Friday, October 5, 2012

Thank you Jennifer Livingston





Few topics lend themselves to a "Lighten Up" theme as obviously as weight.  Body weight.  That thing we all measure on a little square box - otherwise known as the bathroom scale.  While some people profess to have not a single care about body image and express no concerns or anxieties about what or how they eat, what they weigh, or how their jeans fit, the reality is, for a lot of us, body weight and body image are heavy issues, and it doesn't help that we live in a world that prioritizes physical appearance over physical (and mental) health and wellness.

When the video of Wisconsin new anchor Jennifer Livingston went viral this week, the collective reaction seemed to be one of praise and gratitude. Yet a few days later, it became clear that there were just as many negative feelings about Ms. Livingston's response as there were positive ones.  After a viewer sent Ms. Livingston an email in which he referred to her as "fat" and "obese" and "a poor role model" -- an assessment he based purely on her physical appearance, with no regard to her profession or her status as a mother, wife, and professional --  Ms. Livingston used her on-air access to the public audience to respond to what she defined (and correctly so) as bullying.  And, more specifically, cyberbullying. On a personal level, I was grateful that she turned a discriminatory and disparaging email into a lesson - for her own young daughters, and for anyone who was watching.  And hopefully listening.  Ms. Livingston herself was the first to admit that though she is overweight, and that on a doctor's chart she would likely even fall into the "obese" category, this unsolicited email did nothing but state the obvious and seemed motivated by nothing more than an intent to harass and harm.  

Yet her response to it all was inspiring.  Rather than stay self-focused, she turned this moment into an opportunity to remind us all that October in the United States is both National Anti-Bullying Awareness Month and National Cyber Security Awareness Month. Finally, it seemed that someone - and a strong, articulate woman, at that  - was standing up not only to bullying, but to weight discrimination which, as someone recently pointed out to me, "is the last acceptable bigotry."  I would even argue that if "Fatism" isn't yet an accepted (though certainly not acceptable!) term, it should be.  Because it exists in ways that oppress and victimize millions of people every year, regardless of the numbers on their bathtoom scales or sewn into their clothing tags.  Fatism is at the root of many forms of violence and abuse, and even employers have admitted to hiring thin people more often than their overweight counterparts.

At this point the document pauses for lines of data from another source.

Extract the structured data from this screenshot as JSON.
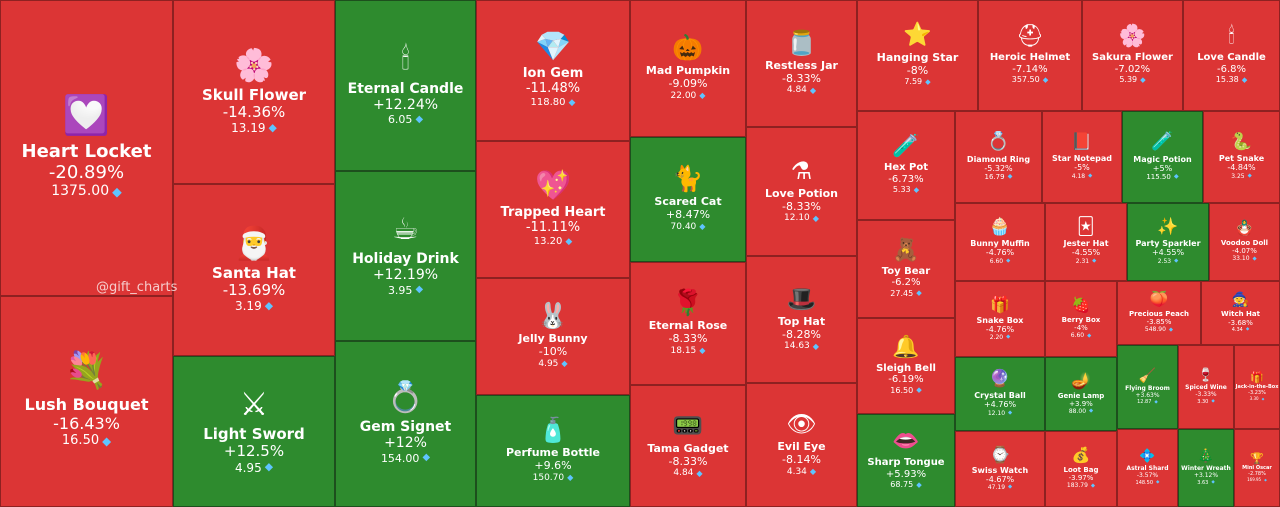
{
  "watermark": "@gift_charts",
  "colors": {
    "up": "#2e8b2e",
    "down": "#dc3535",
    "diamond": "#5fc4ff"
  },
  "chart_data": {
    "type": "treemap",
    "size_metric": "price",
    "color_metric": "change",
    "items": [
      {
        "name": "Heart Locket",
        "change": "-20.89%",
        "price": "1375.00",
        "icon": "heart-locket",
        "glyph": "💟"
      },
      {
        "name": "Lush Bouquet",
        "change": "-16.43%",
        "price": "16.50",
        "icon": "bouquet",
        "glyph": "💐"
      },
      {
        "name": "Skull Flower",
        "change": "-14.36%",
        "price": "13.19",
        "icon": "skull-flower",
        "glyph": "🌸"
      },
      {
        "name": "Santa Hat",
        "change": "-13.69%",
        "price": "3.19",
        "icon": "santa-hat",
        "glyph": "🎅"
      },
      {
        "name": "Light Sword",
        "change": "+12.5%",
        "price": "4.95",
        "icon": "light-sword",
        "glyph": "⚔"
      },
      {
        "name": "Eternal Candle",
        "change": "+12.24%",
        "price": "6.05",
        "icon": "candle",
        "glyph": "🕯"
      },
      {
        "name": "Holiday Drink",
        "change": "+12.19%",
        "price": "3.95",
        "icon": "holiday-drink",
        "glyph": "☕"
      },
      {
        "name": "Gem Signet",
        "change": "+12%",
        "price": "154.00",
        "icon": "ring",
        "glyph": "💍"
      },
      {
        "name": "Ion Gem",
        "change": "-11.48%",
        "price": "118.80",
        "icon": "gem",
        "glyph": "💎"
      },
      {
        "name": "Trapped Heart",
        "change": "-11.11%",
        "price": "13.20",
        "icon": "trapped-heart",
        "glyph": "💖"
      },
      {
        "name": "Jelly Bunny",
        "change": "-10%",
        "price": "4.95",
        "icon": "bunny",
        "glyph": "🐰"
      },
      {
        "name": "Perfume Bottle",
        "change": "+9.6%",
        "price": "150.70",
        "icon": "perfume",
        "glyph": "🧴"
      },
      {
        "name": "Mad Pumpkin",
        "change": "-9.09%",
        "price": "22.00",
        "icon": "pumpkin",
        "glyph": "🎃"
      },
      {
        "name": "Scared Cat",
        "change": "+8.47%",
        "price": "70.40",
        "icon": "cat",
        "glyph": "🐈"
      },
      {
        "name": "Eternal Rose",
        "change": "-8.33%",
        "price": "18.15",
        "icon": "rose",
        "glyph": "🌹"
      },
      {
        "name": "Tama Gadget",
        "change": "-8.33%",
        "price": "4.84",
        "icon": "tama-gadget",
        "glyph": "📟"
      },
      {
        "name": "Restless Jar",
        "change": "-8.33%",
        "price": "4.84",
        "icon": "jar",
        "glyph": "🫙"
      },
      {
        "name": "Love Potion",
        "change": "-8.33%",
        "price": "12.10",
        "icon": "love-potion",
        "glyph": "⚗"
      },
      {
        "name": "Top Hat",
        "change": "-8.28%",
        "price": "14.63",
        "icon": "top-hat",
        "glyph": "🎩"
      },
      {
        "name": "Evil Eye",
        "change": "-8.14%",
        "price": "4.34",
        "icon": "eye",
        "glyph": "👁"
      },
      {
        "name": "Hanging Star",
        "change": "-8%",
        "price": "7.59",
        "icon": "star",
        "glyph": "⭐"
      },
      {
        "name": "Heroic Helmet",
        "change": "-7.14%",
        "price": "357.50",
        "icon": "helmet",
        "glyph": "⛑"
      },
      {
        "name": "Sakura Flower",
        "change": "-7.02%",
        "price": "5.39",
        "icon": "sakura",
        "glyph": "🌸"
      },
      {
        "name": "Love Candle",
        "change": "-6.8%",
        "price": "15.38",
        "icon": "love-candle",
        "glyph": "🕯"
      },
      {
        "name": "Hex Pot",
        "change": "-6.73%",
        "price": "5.33",
        "icon": "hex-pot",
        "glyph": "🧪"
      },
      {
        "name": "Toy Bear",
        "change": "-6.2%",
        "price": "27.45",
        "icon": "bear",
        "glyph": "🧸"
      },
      {
        "name": "Sleigh Bell",
        "change": "-6.19%",
        "price": "16.50",
        "icon": "bell",
        "glyph": "🔔"
      },
      {
        "name": "Sharp Tongue",
        "change": "+5.93%",
        "price": "68.75",
        "icon": "tongue",
        "glyph": "👄"
      },
      {
        "name": "Diamond Ring",
        "change": "-5.32%",
        "price": "16.79",
        "icon": "diamond-ring",
        "glyph": "💍"
      },
      {
        "name": "Star Notepad",
        "change": "-5%",
        "price": "4.18",
        "icon": "notepad",
        "glyph": "📕"
      },
      {
        "name": "Magic Potion",
        "change": "+5%",
        "price": "115.50",
        "icon": "magic-potion",
        "glyph": "🧪"
      },
      {
        "name": "Pet Snake",
        "change": "-4.84%",
        "price": "3.25",
        "icon": "snake",
        "glyph": "🐍"
      },
      {
        "name": "Bunny Muffin",
        "change": "-4.76%",
        "price": "6.60",
        "icon": "muffin",
        "glyph": "🧁"
      },
      {
        "name": "Jester Hat",
        "change": "-4.55%",
        "price": "2.31",
        "icon": "jester-hat",
        "glyph": "🃏"
      },
      {
        "name": "Party Sparkler",
        "change": "+4.55%",
        "price": "2.53",
        "icon": "sparkler",
        "glyph": "✨"
      },
      {
        "name": "Voodoo Doll",
        "change": "-4.07%",
        "price": "33.10",
        "icon": "voodoo-doll",
        "glyph": "🪆"
      },
      {
        "name": "Snake Box",
        "change": "-4.76%",
        "price": "2.20",
        "icon": "snake-box",
        "glyph": "🎁"
      },
      {
        "name": "Berry Box",
        "change": "-4%",
        "price": "6.60",
        "icon": "berry-box",
        "glyph": "🍓"
      },
      {
        "name": "Precious Peach",
        "change": "-3.85%",
        "price": "548.90",
        "icon": "peach",
        "glyph": "🍑"
      },
      {
        "name": "Witch Hat",
        "change": "-3.68%",
        "price": "4.34",
        "icon": "witch-hat",
        "glyph": "🧙"
      },
      {
        "name": "Crystal Ball",
        "change": "+4.76%",
        "price": "12.10",
        "icon": "crystal-ball",
        "glyph": "🔮"
      },
      {
        "name": "Genie Lamp",
        "change": "+3.9%",
        "price": "88.00",
        "icon": "lamp",
        "glyph": "🪔"
      },
      {
        "name": "Flying Broom",
        "change": "+3.63%",
        "price": "12.87",
        "icon": "broom",
        "glyph": "🧹"
      },
      {
        "name": "Spiced Wine",
        "change": "-3.33%",
        "price": "3.30",
        "icon": "wine",
        "glyph": "🍷"
      },
      {
        "name": "Jack-in-the-Box",
        "change": "-3.23%",
        "price": "3.30",
        "icon": "jack-box",
        "glyph": "🎁"
      },
      {
        "name": "Swiss Watch",
        "change": "-4.67%",
        "price": "47.19",
        "icon": "watch",
        "glyph": "⌚"
      },
      {
        "name": "Loot Bag",
        "change": "-3.97%",
        "price": "183.79",
        "icon": "loot-bag",
        "glyph": "💰"
      },
      {
        "name": "Astral Shard",
        "change": "-3.57%",
        "price": "148.50",
        "icon": "shard",
        "glyph": "💠"
      },
      {
        "name": "Winter Wreath",
        "change": "+3.12%",
        "price": "3.63",
        "icon": "wreath",
        "glyph": "🎄"
      },
      {
        "name": "Mini Oscar",
        "change": "-2.78%",
        "price": "169.95",
        "icon": "oscar",
        "glyph": "🏆"
      }
    ]
  }
}
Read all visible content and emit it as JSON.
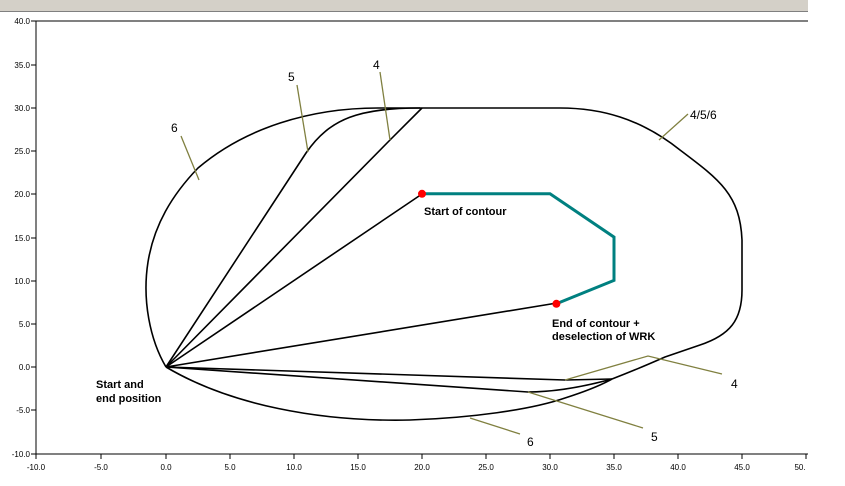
{
  "chart_data": {
    "type": "diagram",
    "x_ticks": [
      "-10.0",
      "-5.0",
      "0.0",
      "5.0",
      "10.0",
      "15.0",
      "20.0",
      "25.0",
      "30.0",
      "35.0",
      "40.0",
      "45.0",
      "50."
    ],
    "y_ticks": [
      "40.0",
      "35.0",
      "30.0",
      "25.0",
      "20.0",
      "15.0",
      "10.0",
      "5.0",
      "0.0",
      "-5.0",
      "-10.0"
    ],
    "xlim": [
      -10,
      50
    ],
    "ylim": [
      -10,
      40
    ],
    "annotations": {
      "start_end": [
        "Start and",
        "end position"
      ],
      "start_contour": "Start of contour",
      "end_contour": [
        "End of contour +",
        "deselection of  WRK"
      ]
    },
    "callouts": {
      "c456": "4/5/6",
      "c6_top": "6",
      "c5_top": "5",
      "c4_top": "4",
      "c4_bot": "4",
      "c5_bot": "5",
      "c6_bot": "6"
    },
    "colors": {
      "path": "#000000",
      "contour": "#008080",
      "marker": "#ff0000",
      "leader": "#808040"
    },
    "contour": [
      [
        20,
        20
      ],
      [
        30,
        20
      ],
      [
        35,
        15
      ],
      [
        35,
        10
      ],
      [
        30.5,
        7.3
      ]
    ],
    "contour_start": [
      20,
      20
    ],
    "contour_end": [
      30.5,
      7.3
    ]
  }
}
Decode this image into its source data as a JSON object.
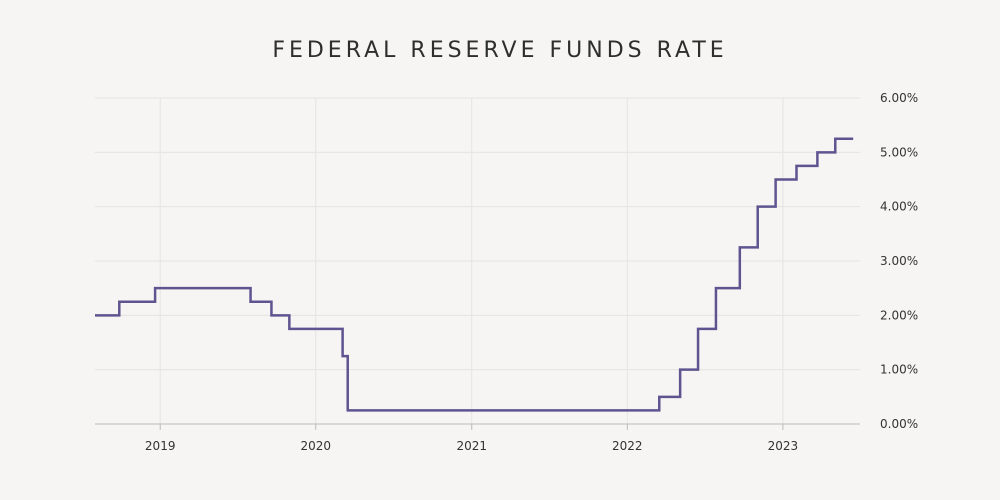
{
  "chart_data": {
    "type": "line",
    "title": "FEDERAL RESERVE FUNDS RATE",
    "xlabel": "",
    "ylabel": "",
    "step": true,
    "grid": true,
    "y_axis_position": "right",
    "xlim": [
      "2018-08-01",
      "2023-07-01"
    ],
    "ylim": [
      0,
      6
    ],
    "y_ticks": [
      {
        "value": 0,
        "label": "0.00%"
      },
      {
        "value": 1,
        "label": "1.00%"
      },
      {
        "value": 2,
        "label": "2.00%"
      },
      {
        "value": 3,
        "label": "3.00%"
      },
      {
        "value": 4,
        "label": "4.00%"
      },
      {
        "value": 5,
        "label": "5.00%"
      },
      {
        "value": 6,
        "label": "6.00%"
      }
    ],
    "x_ticks": [
      {
        "value": "2019-01-01",
        "label": "2019"
      },
      {
        "value": "2020-01-01",
        "label": "2020"
      },
      {
        "value": "2021-01-01",
        "label": "2021"
      },
      {
        "value": "2022-01-01",
        "label": "2022"
      },
      {
        "value": "2023-01-01",
        "label": "2023"
      }
    ],
    "series": [
      {
        "color": "#5e5590",
        "points": [
          {
            "date": "2018-08-01",
            "rate": 2.0
          },
          {
            "date": "2018-09-27",
            "rate": 2.25
          },
          {
            "date": "2018-12-20",
            "rate": 2.5
          },
          {
            "date": "2019-08-01",
            "rate": 2.25
          },
          {
            "date": "2019-09-19",
            "rate": 2.0
          },
          {
            "date": "2019-10-31",
            "rate": 1.75
          },
          {
            "date": "2020-03-04",
            "rate": 1.25
          },
          {
            "date": "2020-03-16",
            "rate": 0.25
          },
          {
            "date": "2022-03-17",
            "rate": 0.5
          },
          {
            "date": "2022-05-05",
            "rate": 1.0
          },
          {
            "date": "2022-06-16",
            "rate": 1.75
          },
          {
            "date": "2022-07-28",
            "rate": 2.5
          },
          {
            "date": "2022-09-22",
            "rate": 3.25
          },
          {
            "date": "2022-11-03",
            "rate": 4.0
          },
          {
            "date": "2022-12-15",
            "rate": 4.5
          },
          {
            "date": "2023-02-02",
            "rate": 4.75
          },
          {
            "date": "2023-03-23",
            "rate": 5.0
          },
          {
            "date": "2023-05-04",
            "rate": 5.25
          },
          {
            "date": "2023-06-15",
            "rate": 5.25
          }
        ]
      }
    ]
  }
}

What's more, shows like The Biggest Loser, while they seem well-intentioned, are so poorly titled, as if word play could somehow erase that deeply engrained societal message that fat = loser. And I don't buy arguments about "taking the word back to make it less damaging."  The day Oprah tried to do that with the word "Bitch" I vowed to never watch her show again. In the same way,  I believe that the word "loser" is always negative, no matter how much money you attach to the biggest loser of all at the end of the season.

Yet with all this talk about weight and speaking up and bullying and fighting the bully, I think the most disappointing thing to come out of this story has been the criticism of other media outlets and countless viewers who believe that Ms. Livingston blew this man's email out of proportion, misused her position as a public figure, and/or is simply in denial about the reality of her size.  When I hear comments like this, I often wonder if I am even watching and reading the same versions of things that other people appear to be referencing.  But clearly, we are all reading the same page, we just don't happen to all be on the same page
.

But here's the deal:  This woman is in a position of power.  And yes, she used that position to shed light on a serious issue that is neither about her nor about "fat" per se.  It is as much about the destructive power of words as it is about their empowerment. It is also about the fact that we live in a world often dictated by fears - some of which we can't even identify or define.  We are just fearful, on a global scale, of anything we do no understand or anything that feels personally threatening, either because it is so different from our own lives, or because it is too close for comfort and is forcing us to confront what we judge in ourselves.

But my ultimate question is this:  How many people, when given the chance, use their access and their power to speak about issues - whether or not they, themselves, are directly impacted - and how many of them choose the politically safe, non-boat-ricking alternative of silence and complacency instead?

So my only response to Ms. Livingston, after all this, is a very simple "Thank you."